The general properties of reflected electron energy loss spectroscopy (REELS) data from 59 clean metals using a 1 keV electron beam are analysed. The average loss spectrum is close so that for a Tougaard universal cross section with B=681.2 eV2 and C=355.0 eV2. However, individual spectra differ markedly from this but may be approximated by Tougaard backgrounds with a characteristic centroid energy, Ē, in the range 12–50 eV, which depends on atomic number, Z. A defined dependence is found for Ē (Z/NA)1/2 on Z, where NA is the atomic density of atoms of A, with the function rising up to Ba, falling through the lanthanide series and rising again at Hf. An excellent correlation is found between Ē and the intensity of the REELS background for 90 eV loss energy. These dependencies permit the correct Tougaard background to be defined to give the true peak area in AES or XPS for any Z. Measurements for Sn in which the surface plasmon intensity may be clearly measured, show that the surface plasmon intensity increases linearly with the electron path length in the surface region, whereas the intensity for the bulk plasmon correspondingly falls.

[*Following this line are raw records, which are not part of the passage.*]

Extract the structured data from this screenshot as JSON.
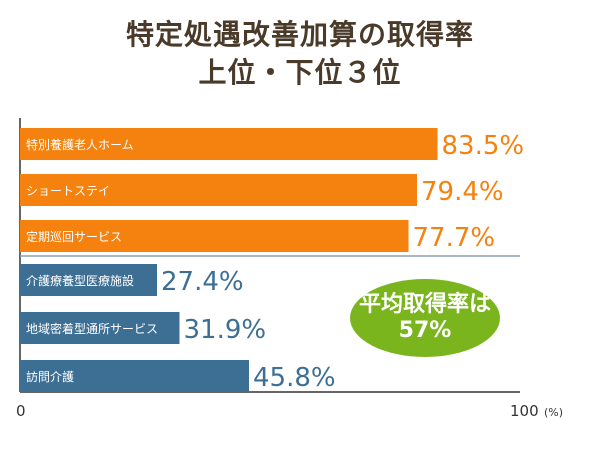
{
  "title": {
    "line1": "特定処遇改善加算の取得率",
    "line2": "上位・下位３位"
  },
  "badge": {
    "line1": "平均取得率は",
    "line2": "57%"
  },
  "colors": {
    "top": "#f5820f",
    "bottom": "#3d6f94",
    "badge": "#7ab51d"
  },
  "chart_data": {
    "type": "bar",
    "orientation": "horizontal",
    "categories": [
      "特別養護老人ホーム",
      "ショートステイ",
      "定期巡回サービス",
      "介護療養型医療施設",
      "地域密着型通所サービス",
      "訪問介護"
    ],
    "values": [
      83.5,
      79.4,
      77.7,
      27.4,
      31.9,
      45.8
    ],
    "value_labels": [
      "83.5%",
      "79.4%",
      "77.7%",
      "27.4%",
      "31.9%",
      "45.8%"
    ],
    "groups": [
      "top",
      "top",
      "top",
      "bottom",
      "bottom",
      "bottom"
    ],
    "xlim": [
      0,
      100
    ],
    "x_tick_labels": [
      "0",
      "100"
    ],
    "x_unit": "(%)",
    "grid": false
  }
}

This anticorrelation leaves the overall spectrum shape for higher energy losses approximately unchanged so that the REELS data are a good approximation to the loss spectra occurring in AES and XPS, despite the double sampling of the surface in REELS. Measurements for the effect of the incident electron beam energy show that the ratio of the total single plasmon intensity to that of the elastic peak is insensitive to the beam energy for energies in the range 120–1900 eV. Furthermore, the relative intensity of the surface and bulk plasmons is only weakly dependent on the beam energy over this range. This supports the view that 1 keV beam energy REELS data may be used by deconvolution, to remove the inelastically scattered electron background over the full energy range of traditional AES and XPS data. These results give a clearer basis for the use of the 1 keV beam REELS data and of the Tougaard method in the background subtraction needed to determine peak areas in AES and XPS.